The Mount Rainier specification also incorporates a requirement for fast eject. With legacy CD writers, ejecting a disc may take several seconds to half a minute or more, depending on what the drive happens to be doing when you tell it to eject the disc. Mount Rainier drives eject discs very quickly, like a CD-ROM drive, because they give priority to write operations and do not require finalizing or other time-consuming operations before ejecting a disc.
Older CD writers use hybrid command sets, sometimes including portions of the MMC-1 and MMC-2 command sets mixed with proprietary commands. That's why CD-burning software always lists supported drive models and may not work correctly or at all with a drive that is not on the supported list. To support a particular CD writer, the burning software must be coded to take all of the quirks of that model into account. Mount Rainier eliminates this hodgepodge of incompatible, incomplete, and proprietary command sets by mandating that all Mount Rainier drives be fully compliant with the MMC-2 command set. Because the command set is standardized and mandated, the operating system can assume that any Mount Rainier drive includes at least the minimum required feature set and will respond predictably to commands.

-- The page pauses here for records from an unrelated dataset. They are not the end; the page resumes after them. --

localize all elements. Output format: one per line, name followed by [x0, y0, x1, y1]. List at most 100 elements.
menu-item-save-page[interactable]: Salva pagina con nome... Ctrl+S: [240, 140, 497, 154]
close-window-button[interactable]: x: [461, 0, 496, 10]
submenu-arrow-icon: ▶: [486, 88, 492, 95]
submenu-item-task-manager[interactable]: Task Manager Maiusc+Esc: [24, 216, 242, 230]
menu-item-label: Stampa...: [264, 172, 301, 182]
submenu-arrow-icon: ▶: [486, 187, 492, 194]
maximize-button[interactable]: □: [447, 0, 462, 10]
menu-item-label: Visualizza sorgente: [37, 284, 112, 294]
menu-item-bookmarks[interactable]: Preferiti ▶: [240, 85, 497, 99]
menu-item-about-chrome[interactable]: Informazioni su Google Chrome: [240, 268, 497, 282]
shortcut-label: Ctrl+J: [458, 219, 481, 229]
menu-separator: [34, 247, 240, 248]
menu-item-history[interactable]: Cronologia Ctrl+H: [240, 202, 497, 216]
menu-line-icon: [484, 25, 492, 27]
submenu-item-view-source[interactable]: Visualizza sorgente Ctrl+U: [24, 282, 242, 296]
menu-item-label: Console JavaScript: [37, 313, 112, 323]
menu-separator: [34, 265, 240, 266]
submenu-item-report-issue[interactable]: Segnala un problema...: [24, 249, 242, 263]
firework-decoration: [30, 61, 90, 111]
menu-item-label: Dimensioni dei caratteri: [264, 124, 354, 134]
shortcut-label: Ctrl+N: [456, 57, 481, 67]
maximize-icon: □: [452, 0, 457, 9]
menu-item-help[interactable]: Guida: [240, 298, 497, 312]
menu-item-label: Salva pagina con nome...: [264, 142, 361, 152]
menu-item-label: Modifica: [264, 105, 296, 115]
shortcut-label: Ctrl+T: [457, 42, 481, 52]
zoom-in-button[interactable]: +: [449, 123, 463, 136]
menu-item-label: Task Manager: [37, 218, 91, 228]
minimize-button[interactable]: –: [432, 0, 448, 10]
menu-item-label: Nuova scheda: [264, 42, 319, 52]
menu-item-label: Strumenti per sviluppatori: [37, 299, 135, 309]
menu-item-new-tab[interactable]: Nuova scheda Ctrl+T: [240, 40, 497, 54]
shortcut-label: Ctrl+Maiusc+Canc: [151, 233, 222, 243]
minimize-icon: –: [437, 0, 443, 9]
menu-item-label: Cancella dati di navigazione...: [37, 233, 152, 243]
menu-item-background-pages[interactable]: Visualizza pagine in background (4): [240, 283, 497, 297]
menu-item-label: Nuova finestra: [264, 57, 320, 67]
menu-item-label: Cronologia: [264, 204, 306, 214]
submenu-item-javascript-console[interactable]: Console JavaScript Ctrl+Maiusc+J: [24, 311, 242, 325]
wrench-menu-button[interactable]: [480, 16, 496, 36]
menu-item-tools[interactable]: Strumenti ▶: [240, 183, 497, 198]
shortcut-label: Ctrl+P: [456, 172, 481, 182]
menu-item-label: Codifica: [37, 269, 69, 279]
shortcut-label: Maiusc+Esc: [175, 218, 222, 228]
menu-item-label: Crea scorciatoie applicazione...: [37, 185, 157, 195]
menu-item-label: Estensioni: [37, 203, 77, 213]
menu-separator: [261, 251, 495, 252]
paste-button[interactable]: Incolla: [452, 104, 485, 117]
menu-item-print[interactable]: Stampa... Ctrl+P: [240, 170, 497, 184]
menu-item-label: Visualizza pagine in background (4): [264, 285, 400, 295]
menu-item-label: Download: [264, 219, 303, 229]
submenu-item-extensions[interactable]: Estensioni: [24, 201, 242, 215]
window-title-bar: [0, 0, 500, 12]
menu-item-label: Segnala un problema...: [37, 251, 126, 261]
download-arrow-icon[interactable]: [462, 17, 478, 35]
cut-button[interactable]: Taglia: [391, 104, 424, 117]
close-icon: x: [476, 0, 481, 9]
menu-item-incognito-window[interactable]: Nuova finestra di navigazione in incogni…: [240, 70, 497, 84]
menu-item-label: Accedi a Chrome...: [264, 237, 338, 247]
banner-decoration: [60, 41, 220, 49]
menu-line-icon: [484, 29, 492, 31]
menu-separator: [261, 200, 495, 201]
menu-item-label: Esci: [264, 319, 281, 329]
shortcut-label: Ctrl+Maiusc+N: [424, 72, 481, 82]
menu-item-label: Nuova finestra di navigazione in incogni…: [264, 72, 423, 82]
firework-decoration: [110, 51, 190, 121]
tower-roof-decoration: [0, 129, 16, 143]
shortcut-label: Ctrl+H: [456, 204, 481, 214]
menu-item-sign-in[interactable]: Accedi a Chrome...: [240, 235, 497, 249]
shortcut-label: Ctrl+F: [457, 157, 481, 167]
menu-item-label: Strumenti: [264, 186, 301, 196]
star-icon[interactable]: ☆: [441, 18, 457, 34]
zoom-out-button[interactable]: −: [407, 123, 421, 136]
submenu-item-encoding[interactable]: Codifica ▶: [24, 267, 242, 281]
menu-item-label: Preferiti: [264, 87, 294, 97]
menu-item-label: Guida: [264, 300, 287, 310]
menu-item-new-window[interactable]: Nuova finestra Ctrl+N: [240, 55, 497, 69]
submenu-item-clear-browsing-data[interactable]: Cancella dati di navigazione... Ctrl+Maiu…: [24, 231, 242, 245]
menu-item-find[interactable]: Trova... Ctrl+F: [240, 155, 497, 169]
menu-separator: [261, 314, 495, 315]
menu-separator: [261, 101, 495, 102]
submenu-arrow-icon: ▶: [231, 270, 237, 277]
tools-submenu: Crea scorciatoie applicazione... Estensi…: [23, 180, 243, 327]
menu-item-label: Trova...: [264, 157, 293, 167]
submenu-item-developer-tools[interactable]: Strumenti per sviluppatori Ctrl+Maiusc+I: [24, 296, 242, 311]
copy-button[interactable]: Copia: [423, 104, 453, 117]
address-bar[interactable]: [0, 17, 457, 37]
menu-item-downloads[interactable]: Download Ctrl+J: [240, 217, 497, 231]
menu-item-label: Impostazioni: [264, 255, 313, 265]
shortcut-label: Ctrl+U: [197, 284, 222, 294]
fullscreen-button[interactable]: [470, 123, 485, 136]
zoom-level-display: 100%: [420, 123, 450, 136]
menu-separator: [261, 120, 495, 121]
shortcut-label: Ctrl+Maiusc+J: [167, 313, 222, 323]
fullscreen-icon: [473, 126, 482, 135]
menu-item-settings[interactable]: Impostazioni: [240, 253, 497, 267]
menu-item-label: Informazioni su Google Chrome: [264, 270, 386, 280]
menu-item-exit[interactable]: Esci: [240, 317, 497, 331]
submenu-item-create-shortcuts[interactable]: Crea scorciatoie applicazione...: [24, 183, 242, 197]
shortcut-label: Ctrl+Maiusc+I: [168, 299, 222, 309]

Backward compatibility and standards compliance are an important part of the Mount Rainier specification. Although only an MRW drive can write an MRW-formatted disc, any optical drive that can read CD-RW media can read an MRW-formatted disc. If the operating system has Mount Rainier support, nothing additional is needed for reading MRW discs in any optical drive, or for writing and reading MRW discs in a Mount Rainier drive. If the operating system does not have Mount Rainier support, MRW drives require a helper application to read or write MRW discs, and standard drives need a helper application to read MRW discs.